Maybe worth initializing to something closer to the final result?

Pomo · April 15, 2020, 10:39pm

Hi arunoda,

Thanks for posting an interesting question. It consumed my morning! But I certainly learned a lot from your code and various ML experiments.

I think more than one issue explains what is happening. First, let’s eliminate the randomness from the y values. These can create local minima distant from the global minimum. Without an optimizer that uses some kind of momentum, the training can get stuck in one. I know this only because of experiments with conv1d and a piecewise linear toy problem.

But even without randomness, trying only to converge to an exact solution, training gets stuck far from the actual solution. It’s too slow with one lr and blows up (loss and gradients) with a higher lr. Here I think Francesco’s idea applies. You can see that one of the gradients quickly becomes 10x-100x larger than the others. When lr is small enough to handle the largest gradient, hardly any progress is made along the other dimensions.

Finally, if you take Francesco’s suggestion to initialize the params to near the actual solution, training still gets stuck at params near but not at the actual solution. Training converges, but would take days to reach the solution. Increasing the lr causes the loss blowup as above.

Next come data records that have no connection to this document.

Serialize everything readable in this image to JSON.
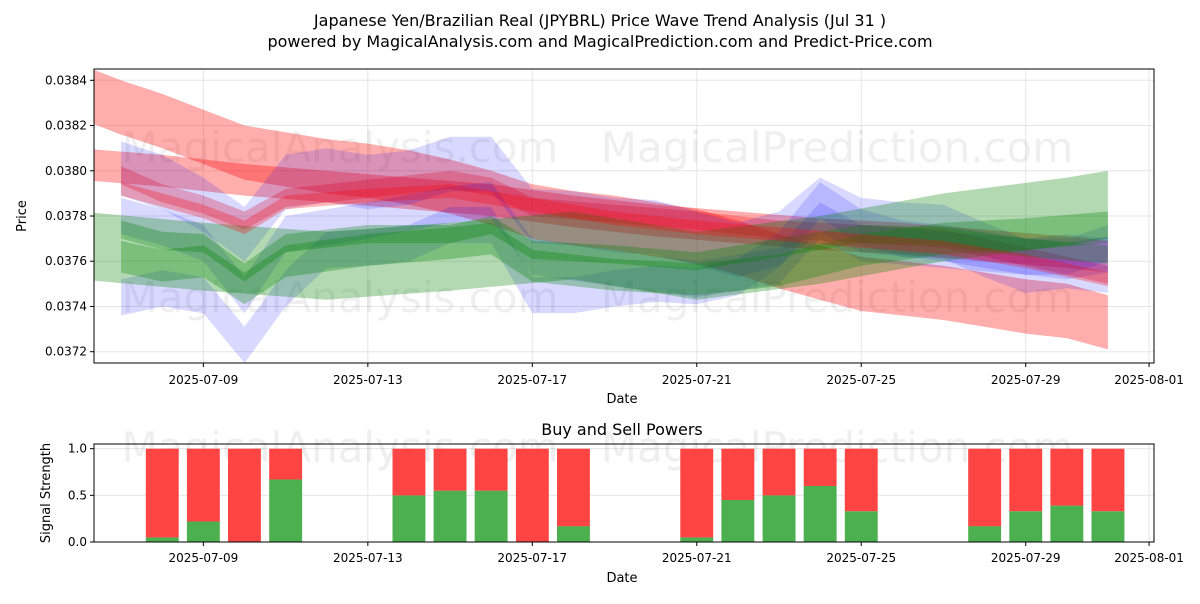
{
  "chart_data": [
    {
      "type": "area",
      "title_line1": "Japanese Yen/Brazilian Real (JPYBRL) Price Wave Trend Analysis (Jul 31 )",
      "title_line2": "powered by MagicalAnalysis.com and MagicalPrediction.com and Predict-Price.com",
      "xlabel": "Date",
      "ylabel": "Price",
      "xlim": [
        "2025-07-06",
        "2025-08-01"
      ],
      "ylim": [
        0.03715,
        0.03845
      ],
      "x_ticks": [
        "2025-07-09",
        "2025-07-13",
        "2025-07-17",
        "2025-07-21",
        "2025-07-25",
        "2025-07-29",
        "2025-08-01"
      ],
      "y_ticks": [
        0.0372,
        0.0374,
        0.0376,
        0.0378,
        0.038,
        0.0382,
        0.0384
      ],
      "grid": true,
      "watermarks": [
        "MagicalAnalysis.com",
        "MagicalPrediction.com"
      ],
      "series": [
        {
          "color": "#ff0000",
          "opacity": 0.32,
          "x": [
            "2025-07-06",
            "2025-07-07",
            "2025-07-08",
            "2025-07-09",
            "2025-07-10",
            "2025-07-11",
            "2025-07-12",
            "2025-07-13",
            "2025-07-14",
            "2025-07-15",
            "2025-07-16",
            "2025-07-17",
            "2025-07-18",
            "2025-07-19",
            "2025-07-20",
            "2025-07-21",
            "2025-07-22",
            "2025-07-23",
            "2025-07-24",
            "2025-07-25",
            "2025-07-26",
            "2025-07-27",
            "2025-07-28",
            "2025-07-29",
            "2025-07-30",
            "2025-07-31"
          ],
          "y": [
            0.03835,
            0.03828,
            0.03822,
            0.03815,
            0.03808,
            0.03805,
            0.03802,
            0.038,
            0.03797,
            0.03793,
            0.03788,
            0.03782,
            0.03779,
            0.03777,
            0.03774,
            0.03771,
            0.03766,
            0.0376,
            0.03755,
            0.0375,
            0.03748,
            0.03746,
            0.03743,
            0.0374,
            0.03738,
            0.03733
          ],
          "w": [
            0.00012,
            0.00012,
            0.00012,
            0.00012,
            0.00012,
            0.00012,
            0.00012,
            0.00012,
            0.00012,
            0.00012,
            0.00012,
            0.00012,
            0.00012,
            0.00012,
            0.00012,
            0.00012,
            0.00012,
            0.00012,
            0.00012,
            0.00012,
            0.00012,
            0.00012,
            0.00012,
            0.00012,
            0.00012,
            0.00012
          ]
        },
        {
          "color": "#ff0000",
          "opacity": 0.32,
          "x": [
            "2025-07-06",
            "2025-07-08",
            "2025-07-10",
            "2025-07-12",
            "2025-07-14",
            "2025-07-16",
            "2025-07-18",
            "2025-07-20",
            "2025-07-22",
            "2025-07-24",
            "2025-07-26",
            "2025-07-28",
            "2025-07-30",
            "2025-07-31"
          ],
          "y": [
            0.03803,
            0.038,
            0.03796,
            0.03793,
            0.0379,
            0.03787,
            0.03782,
            0.03778,
            0.03775,
            0.03772,
            0.0377,
            0.03767,
            0.03764,
            0.03762
          ],
          "w": [
            7e-05,
            7e-05,
            7e-05,
            7e-05,
            7e-05,
            7e-05,
            7e-05,
            7e-05,
            7e-05,
            7e-05,
            7e-05,
            7e-05,
            7e-05,
            7e-05
          ]
        },
        {
          "color": "#ff0000",
          "opacity": 0.28,
          "x": [
            "2025-07-07",
            "2025-07-08",
            "2025-07-09",
            "2025-07-10",
            "2025-07-11",
            "2025-07-13",
            "2025-07-14",
            "2025-07-15",
            "2025-07-16",
            "2025-07-17",
            "2025-07-19",
            "2025-07-21",
            "2025-07-23",
            "2025-07-25",
            "2025-07-27",
            "2025-07-29",
            "2025-07-30",
            "2025-07-31"
          ],
          "y": [
            0.03798,
            0.0379,
            0.03785,
            0.03778,
            0.03788,
            0.03792,
            0.03794,
            0.03796,
            0.03793,
            0.03784,
            0.03781,
            0.03778,
            0.03774,
            0.03772,
            0.0377,
            0.03762,
            0.03758,
            0.03754
          ],
          "w": [
            4e-05,
            4e-05,
            4e-05,
            4e-05,
            4e-05,
            4e-05,
            4e-05,
            4e-05,
            4e-05,
            4e-05,
            4e-05,
            4e-05,
            4e-05,
            4e-05,
            4e-05,
            4e-05,
            4e-05,
            4e-05
          ]
        },
        {
          "color": "#0000ff",
          "opacity": 0.15,
          "x": [
            "2025-07-07",
            "2025-07-08",
            "2025-07-09",
            "2025-07-10",
            "2025-07-11",
            "2025-07-12",
            "2025-07-13",
            "2025-07-14",
            "2025-07-15",
            "2025-07-16",
            "2025-07-17",
            "2025-07-18",
            "2025-07-19",
            "2025-07-20",
            "2025-07-21",
            "2025-07-22",
            "2025-07-23",
            "2025-07-24",
            "2025-07-25",
            "2025-07-26",
            "2025-07-27",
            "2025-07-28",
            "2025-07-29",
            "2025-07-30",
            "2025-07-31"
          ],
          "y": [
            0.03801,
            0.03795,
            0.03785,
            0.03772,
            0.03795,
            0.03798,
            0.03795,
            0.03797,
            0.03803,
            0.03803,
            0.0378,
            0.03779,
            0.03776,
            0.03775,
            0.0377,
            0.03765,
            0.0377,
            0.03785,
            0.03776,
            0.03774,
            0.03773,
            0.03765,
            0.03758,
            0.0376,
            0.03758
          ],
          "w": [
            0.00012,
            0.00012,
            0.00012,
            0.00012,
            0.00012,
            0.00012,
            0.00012,
            0.00012,
            0.00012,
            0.00012,
            0.00012,
            0.00012,
            0.00012,
            0.00012,
            0.00012,
            0.00012,
            0.00012,
            0.00012,
            0.00012,
            0.00012,
            0.00012,
            0.00012,
            0.00012,
            0.00012,
            0.00012
          ]
        },
        {
          "color": "#0000ff",
          "opacity": 0.15,
          "x": [
            "2025-07-07",
            "2025-07-08",
            "2025-07-09",
            "2025-07-10",
            "2025-07-11",
            "2025-07-12",
            "2025-07-13",
            "2025-07-14",
            "2025-07-15",
            "2025-07-16",
            "2025-07-17",
            "2025-07-18",
            "2025-07-19",
            "2025-07-20",
            "2025-07-21",
            "2025-07-22",
            "2025-07-23",
            "2025-07-24",
            "2025-07-25",
            "2025-07-26",
            "2025-07-27",
            "2025-07-28",
            "2025-07-29",
            "2025-07-30",
            "2025-07-31"
          ],
          "y": [
            0.03744,
            0.03748,
            0.03745,
            0.03723,
            0.03748,
            0.03765,
            0.03766,
            0.03768,
            0.03776,
            0.03776,
            0.03745,
            0.03745,
            0.03748,
            0.0375,
            0.03749,
            0.03753,
            0.03765,
            0.03787,
            0.03775,
            0.0377,
            0.03768,
            0.03765,
            0.03762,
            0.03762,
            0.03768
          ],
          "w": [
            8e-05,
            8e-05,
            8e-05,
            8e-05,
            8e-05,
            8e-05,
            8e-05,
            8e-05,
            8e-05,
            8e-05,
            8e-05,
            8e-05,
            8e-05,
            8e-05,
            8e-05,
            8e-05,
            8e-05,
            8e-05,
            8e-05,
            8e-05,
            8e-05,
            8e-05,
            8e-05,
            8e-05,
            8e-05
          ]
        },
        {
          "color": "#0000ff",
          "opacity": 0.15,
          "x": [
            "2025-07-07",
            "2025-07-08",
            "2025-07-09",
            "2025-07-10",
            "2025-07-11",
            "2025-07-13",
            "2025-07-15",
            "2025-07-16",
            "2025-07-17",
            "2025-07-19",
            "2025-07-21",
            "2025-07-23",
            "2025-07-24",
            "2025-07-25",
            "2025-07-27",
            "2025-07-29",
            "2025-07-30",
            "2025-07-31"
          ],
          "y": [
            0.0378,
            0.03775,
            0.03768,
            0.03745,
            0.03772,
            0.03778,
            0.03785,
            0.03787,
            0.03762,
            0.03757,
            0.03752,
            0.03758,
            0.03778,
            0.03768,
            0.03765,
            0.03762,
            0.0376,
            0.03763
          ],
          "w": [
            8e-05,
            8e-05,
            8e-05,
            8e-05,
            8e-05,
            8e-05,
            8e-05,
            8e-05,
            8e-05,
            8e-05,
            8e-05,
            8e-05,
            8e-05,
            8e-05,
            8e-05,
            8e-05,
            8e-05,
            8e-05
          ]
        },
        {
          "color": "#008000",
          "opacity": 0.3,
          "x": [
            "2025-07-06",
            "2025-07-09",
            "2025-07-12",
            "2025-07-15",
            "2025-07-18",
            "2025-07-21",
            "2025-07-24",
            "2025-07-27",
            "2025-07-30",
            "2025-07-31"
          ],
          "y": [
            0.03767,
            0.03762,
            0.03758,
            0.03762,
            0.03767,
            0.03758,
            0.03765,
            0.03775,
            0.03782,
            0.03785
          ],
          "w": [
            0.00015,
            0.00015,
            0.00015,
            0.00015,
            0.00015,
            0.00015,
            0.00015,
            0.00015,
            0.00015,
            0.00015
          ]
        },
        {
          "color": "#008000",
          "opacity": 0.3,
          "x": [
            "2025-07-07",
            "2025-07-08",
            "2025-07-09",
            "2025-07-10",
            "2025-07-11",
            "2025-07-13",
            "2025-07-15",
            "2025-07-16",
            "2025-07-17",
            "2025-07-19",
            "2025-07-21",
            "2025-07-23",
            "2025-07-25",
            "2025-07-27",
            "2025-07-29",
            "2025-07-31"
          ],
          "y": [
            0.03774,
            0.03769,
            0.03768,
            0.03755,
            0.03768,
            0.03772,
            0.03772,
            0.03776,
            0.03765,
            0.03763,
            0.0376,
            0.03766,
            0.03772,
            0.03771,
            0.03766,
            0.03763
          ],
          "w": [
            4e-05,
            4e-05,
            4e-05,
            4e-05,
            4e-05,
            4e-05,
            4e-05,
            4e-05,
            4e-05,
            4e-05,
            4e-05,
            4e-05,
            4e-05,
            4e-05,
            4e-05,
            4e-05
          ]
        },
        {
          "color": "#008000",
          "opacity": 0.3,
          "x": [
            "2025-07-07",
            "2025-07-08",
            "2025-07-09",
            "2025-07-10",
            "2025-07-11",
            "2025-07-13",
            "2025-07-15",
            "2025-07-16",
            "2025-07-17",
            "2025-07-19",
            "2025-07-21",
            "2025-07-23",
            "2025-07-25",
            "2025-07-27",
            "2025-07-29",
            "2025-07-31"
          ],
          "y": [
            0.03762,
            0.03758,
            0.0376,
            0.03748,
            0.0376,
            0.03765,
            0.03768,
            0.0377,
            0.03758,
            0.03754,
            0.03752,
            0.03756,
            0.03765,
            0.0377,
            0.03772,
            0.03775
          ],
          "w": [
            7e-05,
            7e-05,
            7e-05,
            7e-05,
            7e-05,
            7e-05,
            7e-05,
            7e-05,
            7e-05,
            7e-05,
            7e-05,
            7e-05,
            7e-05,
            7e-05,
            7e-05,
            7e-05
          ]
        },
        {
          "color": "#ff0000",
          "opacity": 0.28,
          "x": [
            "2025-07-07",
            "2025-07-09",
            "2025-07-10",
            "2025-07-11",
            "2025-07-13",
            "2025-07-15",
            "2025-07-17",
            "2025-07-19",
            "2025-07-21",
            "2025-07-23",
            "2025-07-25",
            "2025-07-27",
            "2025-07-29",
            "2025-07-31"
          ],
          "y": [
            0.03792,
            0.03782,
            0.03775,
            0.03786,
            0.03789,
            0.03791,
            0.03785,
            0.03779,
            0.03775,
            0.03772,
            0.03769,
            0.03766,
            0.0376,
            0.03752
          ],
          "w": [
            3e-05,
            3e-05,
            3e-05,
            3e-05,
            3e-05,
            3e-05,
            3e-05,
            3e-05,
            3e-05,
            3e-05,
            3e-05,
            3e-05,
            3e-05,
            3e-05
          ]
        }
      ]
    },
    {
      "type": "bar",
      "title": "Buy and Sell Powers",
      "xlabel": "Date",
      "ylabel": "Signal Strength",
      "ylim": [
        0,
        1.05
      ],
      "y_ticks": [
        0.0,
        0.5,
        1.0
      ],
      "x_ticks": [
        "2025-07-09",
        "2025-07-13",
        "2025-07-17",
        "2025-07-21",
        "2025-07-25",
        "2025-07-29",
        "2025-08-01"
      ],
      "grid": true,
      "watermarks": [
        "MagicalAnalysis.com",
        "MagicalPrediction.com"
      ],
      "buy_color": "#4caf50",
      "sell_color": "#ff4444",
      "bars": [
        {
          "date": "2025-07-08",
          "buy": 0.05
        },
        {
          "date": "2025-07-09",
          "buy": 0.22
        },
        {
          "date": "2025-07-10",
          "buy": 0.0
        },
        {
          "date": "2025-07-11",
          "buy": 0.67
        },
        {
          "date": "2025-07-14",
          "buy": 0.5
        },
        {
          "date": "2025-07-15",
          "buy": 0.55
        },
        {
          "date": "2025-07-16",
          "buy": 0.55
        },
        {
          "date": "2025-07-17",
          "buy": 0.0
        },
        {
          "date": "2025-07-18",
          "buy": 0.17
        },
        {
          "date": "2025-07-21",
          "buy": 0.05
        },
        {
          "date": "2025-07-22",
          "buy": 0.45
        },
        {
          "date": "2025-07-23",
          "buy": 0.5
        },
        {
          "date": "2025-07-24",
          "buy": 0.6
        },
        {
          "date": "2025-07-25",
          "buy": 0.33
        },
        {
          "date": "2025-07-28",
          "buy": 0.17
        },
        {
          "date": "2025-07-29",
          "buy": 0.33
        },
        {
          "date": "2025-07-30",
          "buy": 0.39
        },
        {
          "date": "2025-07-31",
          "buy": 0.33
        }
      ]
    }
  ]
}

This is very similar to what I found with the above toy problem, and I’m guessing it’s the same idea. The loss landscape (in two parameters) was a valley with very steep sides following y=1-x. The valley floor sloped down to the exact solution but with an extremely small slope. The optimizer would jump from one side of the valley to the other making infinitesimal progress toward the solution. I was finally able to visualize this process with a 3-D plot.

So I think you have found a very instructive “pathological” case. No matter how the params are initialized, they drop down to some point along the valley. From there training makes negligible progress. You can’t increase the lr because one or more gradients are very sensitive to changes in the params. Happy hiking! May you arrive sometime next year.

I think an optimizer that works per parameter and with momentum may be worth trying. But FWIW, with my toy example ADAM also failed. I also speculate that such pathological examples are likely to be found in simple models with few parameters. More degrees of freedom may mean less chance of constructing such a “trap”.

Mostly speculation of course, but maybe it will help you to investigate further.

KarlH · April 16, 2020, 4:36am

The problem is the true value for your function are much much larger than your initial conditions, so getting there with SGD is very slow.

Your function

y = torch.randn(20)*3 + 0.75*(x-9.5)**2 + 1

If you expand this out, you get

y = torch.randn(20)*3  + 0.75*x.pow(2) - 14.25*x + 68.68

It’s going to take a long time for a value year 0 to SGD to 68.68. I ran SGD for 600,000 iterations and got an error of 31. I also ran the optimization with Adam and got an error of 9.12 in 75,000 iterations.

Edit:
Also if you normalize your Y values to have a mean 0 and standard deviation of 1 you can get the same performance 30% of the iterations.

arunoda · April 16, 2020, 6:53am

This is very educational.
Thanks.

Sure thing. I will try that for sure. I just trying things bit by bit.
Thanks again.

arunoda · April 16, 2020, 6:57am

Ha ha. I never expected something like this. I just re-created part of the lesson 4 of the fastbook to understand it better.

You post is also very educational.

Happy hiking! May you arrive sometime next year.

ha ha

I will get back here, after I studied a bit more. (And re-learn calculus, derivatives)

arunoda · April 16, 2020, 6:59am

Intersting.
Time to look up about ADAM a bit.

vahalia · December 11, 2020, 12:02am

I got stuck with the same issue, and found that normalization fixes this and lets you converge to the ideal solution very quickly.
I have always learned to normalize the inputs, but never realized how dramatic the effects of not normalizing can be. I am surprised this wasn’t caught in the preparation for the course.
Perhaps because fast.ai focuses in image analysis, in which case all parameters are normalized by default (at least, they all have the same range).